We will use the per-barcode pre_count and expression scores to filter out escape scores used in computing per-homolog escape.

First, let’s look at the distribution of pre-counts across barcodes. The median pre-count is 328. Vertical lines on the two plots below indicate a threshold for pre_count of 1/2 that of the median pre-count, which is what we’ll apply below.

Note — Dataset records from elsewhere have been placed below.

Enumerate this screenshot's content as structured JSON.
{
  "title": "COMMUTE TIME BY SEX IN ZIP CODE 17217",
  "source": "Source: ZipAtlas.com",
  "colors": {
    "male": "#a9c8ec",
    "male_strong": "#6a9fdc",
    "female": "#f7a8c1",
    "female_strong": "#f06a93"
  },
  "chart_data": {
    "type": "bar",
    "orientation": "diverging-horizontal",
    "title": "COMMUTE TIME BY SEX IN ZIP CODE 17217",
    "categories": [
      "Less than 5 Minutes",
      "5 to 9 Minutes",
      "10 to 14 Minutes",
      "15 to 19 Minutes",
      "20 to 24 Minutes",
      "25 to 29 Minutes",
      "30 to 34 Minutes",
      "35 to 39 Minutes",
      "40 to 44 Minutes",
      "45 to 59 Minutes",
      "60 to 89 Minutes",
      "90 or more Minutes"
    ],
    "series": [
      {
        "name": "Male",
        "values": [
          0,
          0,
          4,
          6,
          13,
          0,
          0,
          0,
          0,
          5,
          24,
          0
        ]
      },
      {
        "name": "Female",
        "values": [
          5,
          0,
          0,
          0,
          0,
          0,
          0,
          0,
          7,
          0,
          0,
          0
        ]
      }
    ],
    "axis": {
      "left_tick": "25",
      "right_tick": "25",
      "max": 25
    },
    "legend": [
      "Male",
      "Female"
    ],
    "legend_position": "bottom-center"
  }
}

hist(log10(dt$pre_count),col="gray50",main="",xlab="pre-selection sequencing count (log10 scale)");abline(v=log10(0.5*median(dt$pre_count)),col="red",lty=2)

Let’s also see how escape fraction correlates with pre-count. Theoretically, escape\_fraction should not exceed 1, though we see it does, particularly when pre\_count is lower.

plot(dt$pre_count,dt$escape_frac,pch=16,col="#00000060",log="x",xlab="pre-count (log scale)",ylab="escape fraction (shouldn't exceed 1)")
abline(h=1,lty=2,col="red")
abline(v=0.5*median(dt$pre_count),lty=2,col="red")

Remove barcode measurements for those where pre-count is less than half the median pre-count. This corresponds to removing variants with less than 164 pre-sort counts.

dt <- dt[pre_count > 0.5*median(dt$pre_count),]

Censor NA measurements for AncSARS1a_alt and HKU3-8 which were generally non-expressing from our prior measurements (and so any barcodes that eke through are probably poorly expressed/artefactual)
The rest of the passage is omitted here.